An hour or two later, I leave with renewed energy and feel ready to face the routine again. I turn on the bedroom light and lock the trunk. I'm afraid my son will discover what's inside. It's too early for him. He is only eight years old. I discovered the truth when I turned thirteen and it was hard to keep the secret.
My father never told me about the trunk. When he came home from work, he would lock himself in his room and I wouldn't see him again until dinnertime.
"Where is daddy? "I used to ask my mother at that time.
"Taking a nap," she replied.
I suspect that she knew what my father did, just as my wife knows what I do. I dare even say that she used the trunk because she never complained about anything, never argued with anyone, and lived immersed in perpetual serenity, as if she knew some secret that made her invulnerable to the blows of reality, just like my father. However, she did not tell me about this artifact either. She only told me that they bought it for a good price at a flea market.
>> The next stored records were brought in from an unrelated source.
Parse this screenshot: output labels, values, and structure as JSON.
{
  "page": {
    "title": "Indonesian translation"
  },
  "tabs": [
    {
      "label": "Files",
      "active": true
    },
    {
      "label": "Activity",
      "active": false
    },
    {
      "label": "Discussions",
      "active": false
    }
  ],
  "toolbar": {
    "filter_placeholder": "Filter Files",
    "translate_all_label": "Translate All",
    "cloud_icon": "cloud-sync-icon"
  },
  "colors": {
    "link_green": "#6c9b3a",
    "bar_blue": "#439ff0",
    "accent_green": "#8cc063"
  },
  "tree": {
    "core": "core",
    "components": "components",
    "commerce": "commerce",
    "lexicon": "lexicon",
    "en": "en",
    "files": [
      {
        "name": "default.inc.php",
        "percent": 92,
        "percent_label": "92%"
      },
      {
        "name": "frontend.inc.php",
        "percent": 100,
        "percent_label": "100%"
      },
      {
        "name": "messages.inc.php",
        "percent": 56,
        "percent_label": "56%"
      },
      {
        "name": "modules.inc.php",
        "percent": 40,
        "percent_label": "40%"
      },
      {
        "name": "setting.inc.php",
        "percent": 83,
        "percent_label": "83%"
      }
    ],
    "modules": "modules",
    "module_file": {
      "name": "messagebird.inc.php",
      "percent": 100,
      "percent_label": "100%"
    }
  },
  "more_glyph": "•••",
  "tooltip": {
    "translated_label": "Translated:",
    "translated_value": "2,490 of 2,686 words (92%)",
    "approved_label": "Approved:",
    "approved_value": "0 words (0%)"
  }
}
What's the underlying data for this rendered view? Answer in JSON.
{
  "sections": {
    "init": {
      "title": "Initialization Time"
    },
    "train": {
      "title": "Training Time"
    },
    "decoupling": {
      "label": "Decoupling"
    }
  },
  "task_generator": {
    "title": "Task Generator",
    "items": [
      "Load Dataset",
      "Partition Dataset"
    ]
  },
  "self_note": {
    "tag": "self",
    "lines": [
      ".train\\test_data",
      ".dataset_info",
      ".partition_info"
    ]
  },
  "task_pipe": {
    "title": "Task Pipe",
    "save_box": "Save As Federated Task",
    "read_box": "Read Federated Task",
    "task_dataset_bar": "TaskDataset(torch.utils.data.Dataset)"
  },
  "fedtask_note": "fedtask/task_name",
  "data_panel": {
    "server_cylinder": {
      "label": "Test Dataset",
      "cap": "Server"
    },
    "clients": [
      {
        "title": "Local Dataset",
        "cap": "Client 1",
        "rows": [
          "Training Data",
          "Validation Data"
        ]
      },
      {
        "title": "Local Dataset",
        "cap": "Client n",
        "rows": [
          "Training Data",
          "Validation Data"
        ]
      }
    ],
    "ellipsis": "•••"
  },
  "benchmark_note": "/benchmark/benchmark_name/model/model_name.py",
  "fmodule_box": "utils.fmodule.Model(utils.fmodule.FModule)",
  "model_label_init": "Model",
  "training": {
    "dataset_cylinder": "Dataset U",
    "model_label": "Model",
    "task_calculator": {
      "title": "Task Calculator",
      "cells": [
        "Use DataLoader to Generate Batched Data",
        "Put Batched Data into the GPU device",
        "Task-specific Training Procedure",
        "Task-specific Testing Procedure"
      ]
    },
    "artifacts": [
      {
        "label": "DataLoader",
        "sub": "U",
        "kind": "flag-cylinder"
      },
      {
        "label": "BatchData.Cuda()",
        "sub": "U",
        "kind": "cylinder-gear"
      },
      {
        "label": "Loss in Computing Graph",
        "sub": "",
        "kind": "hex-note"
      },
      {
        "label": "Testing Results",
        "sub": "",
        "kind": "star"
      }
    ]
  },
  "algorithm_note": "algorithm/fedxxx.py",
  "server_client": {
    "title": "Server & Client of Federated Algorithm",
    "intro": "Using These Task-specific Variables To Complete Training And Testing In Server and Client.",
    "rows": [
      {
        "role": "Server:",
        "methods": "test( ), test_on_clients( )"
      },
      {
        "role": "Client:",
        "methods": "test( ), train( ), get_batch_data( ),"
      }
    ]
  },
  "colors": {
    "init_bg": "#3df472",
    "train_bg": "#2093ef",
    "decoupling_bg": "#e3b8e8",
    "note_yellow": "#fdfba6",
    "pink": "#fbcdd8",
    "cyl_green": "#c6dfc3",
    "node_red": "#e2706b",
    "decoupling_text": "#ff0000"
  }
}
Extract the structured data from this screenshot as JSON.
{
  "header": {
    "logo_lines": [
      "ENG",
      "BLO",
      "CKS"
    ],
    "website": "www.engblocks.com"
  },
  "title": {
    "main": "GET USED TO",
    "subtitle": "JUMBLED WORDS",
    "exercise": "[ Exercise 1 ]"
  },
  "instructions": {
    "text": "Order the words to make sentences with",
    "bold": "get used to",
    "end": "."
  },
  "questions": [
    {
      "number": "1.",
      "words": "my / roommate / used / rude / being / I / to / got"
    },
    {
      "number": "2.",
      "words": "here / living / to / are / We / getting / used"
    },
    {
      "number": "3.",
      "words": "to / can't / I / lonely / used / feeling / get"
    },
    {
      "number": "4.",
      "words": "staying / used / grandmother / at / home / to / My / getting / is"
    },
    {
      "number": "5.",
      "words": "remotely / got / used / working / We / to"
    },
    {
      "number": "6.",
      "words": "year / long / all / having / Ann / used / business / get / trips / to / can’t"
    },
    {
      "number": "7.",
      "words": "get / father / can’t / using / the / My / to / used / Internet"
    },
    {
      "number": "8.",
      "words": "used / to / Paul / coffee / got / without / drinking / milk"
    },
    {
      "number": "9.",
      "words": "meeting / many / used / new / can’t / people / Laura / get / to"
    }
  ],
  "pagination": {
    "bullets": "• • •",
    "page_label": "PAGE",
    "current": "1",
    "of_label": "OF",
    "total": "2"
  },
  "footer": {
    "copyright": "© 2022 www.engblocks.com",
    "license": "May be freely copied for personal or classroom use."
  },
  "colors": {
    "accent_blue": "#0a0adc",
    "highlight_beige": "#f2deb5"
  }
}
It is a normal trunk, like the one used to store those things that we don't know how to place in the room: old clothes, sheets, towels, family heirlooms, toys, etc. When my parents died, I inherited it and its key, although I had a copy of it in storage for a long time. I took it home and installed it at the foot of the bed.
Sometimes when I am inside it, I think about my son and the questions he will ask my wife. I hope to tell him about the trunk when he becomes a responsible adult, I would hate for him to develop my bad habit.